Fri, 17 Jan 2003

Rising utility prices: Something we have to give

Jati Hidayat, Business Analyst, Jakarta

Economics is the study of how to manage unlimited wants with limited means. Nobody can have everything, and all of us must make choices -- remember that when we scream foul at rising utility prices or the privatization of our state companies.

It takes money to suppress prices at certain levels.

Fuel subsidies alone cost the government Rp 30 trillion (US$3.3 billion) last year. Similarly, when the state maintains companies with questionable management credibility (Semen Padang) or an obsolete business model (Indosat) on its balance sheets, it foregoes potential cash receipts at today's values and instead will be stuck with elusive future dividends.

Maintaining subsidies and canceling privatization basically mean that scarce resources -- money -- are diverted from one destination to another.

Should the government really forsake cash that could be used to build public schools, just to name one example, to appease large consumers of energy (read: big business) and vested interest groups around state-owned companies?

That said, we must ask whether it is possible for the government to cut down its other major expenses, so that perhaps it can, or should, maintain its subsidies and waive the privatization of state companies altogether.

This directly brings us to domestic debt, the government's single largest routine expenditure, costing approximately Rp 60 trillion per year on interest payments alone.

The government's domestic debt burdens come from two closely related areas: the annual coupons/interest carried by bank recapitalization bonds and from the principal value of the bonds themselves. Of course, the major blow will be when the bonds actually mature.

The necessary but painful bank recapitalization program was carried out to keep the corruption-riddled banking sector afloat.

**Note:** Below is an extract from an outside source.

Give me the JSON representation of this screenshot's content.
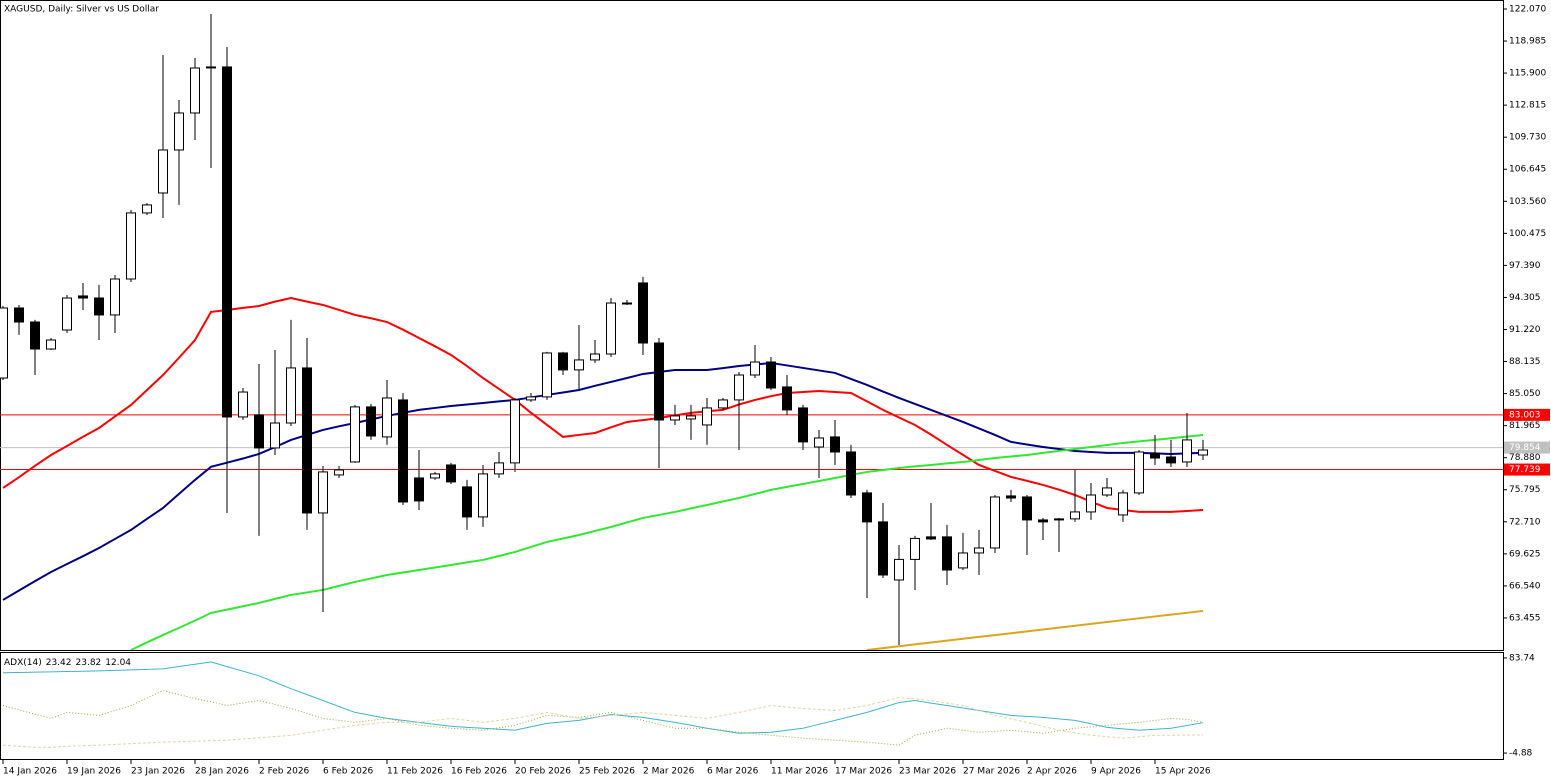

But yes, the costs were, and still are, huge.

As an illustration, the Habibie government allocated Rp 170 trillion, in the form of recapitalization bond issuances, to bail out four state banks that later merged to form Bank Mandiri, while providing a mere Rp 1 trillion for public education in 1998.

The nasty catch is that there is no easy shortcut in dealing with these bonds once they are issued.

A radical rescheduling of maturities without taking into account the bonds' net present values or an overly aggressive financial re-engineering to reduce the domestic debt stock may undermine the banking sector again, since these bonds are the dominant assets of the bailed out banks.

In other words, we cannot write down the value of the recap bonds -- or the banks' assets -- without causing significant impact on the banks' financial well-being.

What is a burden on the government's budget on one side of the equation is also a life-support system for practically the entire banking sector on the other.

Is our desire for cheap fuel so strong that it is worth risking a banking panic?

But trade-offs, or sacrifices, are precisely the crux of the matter.

The recapitalization program, as well as many other aspects of the ongoing economic reform, feels repugnant because the government has failed to prosecute those who destroyed the banking industry -- thus our economy -- through corruption. The pain of necessary economic reforms has not been evenly shared.

The failure to prosecute many former bank owners, who defaulted on billions of dollars of short-term liquidity loans extended by the state, is an insult to the collective sense of justice.

This is not to mention the indication that some of these debtors grossly misused the loans in the first place.

The government added salt to the wound by announcing its intention to "release and discharge" some of those former bank owners weeks apart from the decision to raise prices in order to reduce the budget deficit.

The sternness we saw (so far) in the decision to cut subsidies was totally absent when the government dealt with wealthy defaulters -- this process is riddled with inconsistencies, question marks and innuendoes of corruption, if not the real thing.

The same story goes with regard to all the high-profile corruption cases. Justice has been ignored in the pursuit for some semblance of economic reform and political consolidation.

If the government continues to make these types of trade-offs, it is unavoidable that the public will soon lose the taste for further needed economic reforms.

Ideas and policies endorsing such reforms, often painful initially, will loose credibility. They will be taken hostage by the government's political shortcomings. Already, one much quoted activist, writing in a recent edition of Tempo magazine, basically charged that structural reforms are a sign of "economics fundamentalism".

Opportunistic and populist politicians, meanwhile, have already smelled the public's mood and the political snowball against economic reforms is forming.

Their determination to block reforms is real, much more so than the will to fight corruption. President Megawati, blessed with the magic of genealogy, may survive all this, of course.

We only hope that needed economic reforms will too.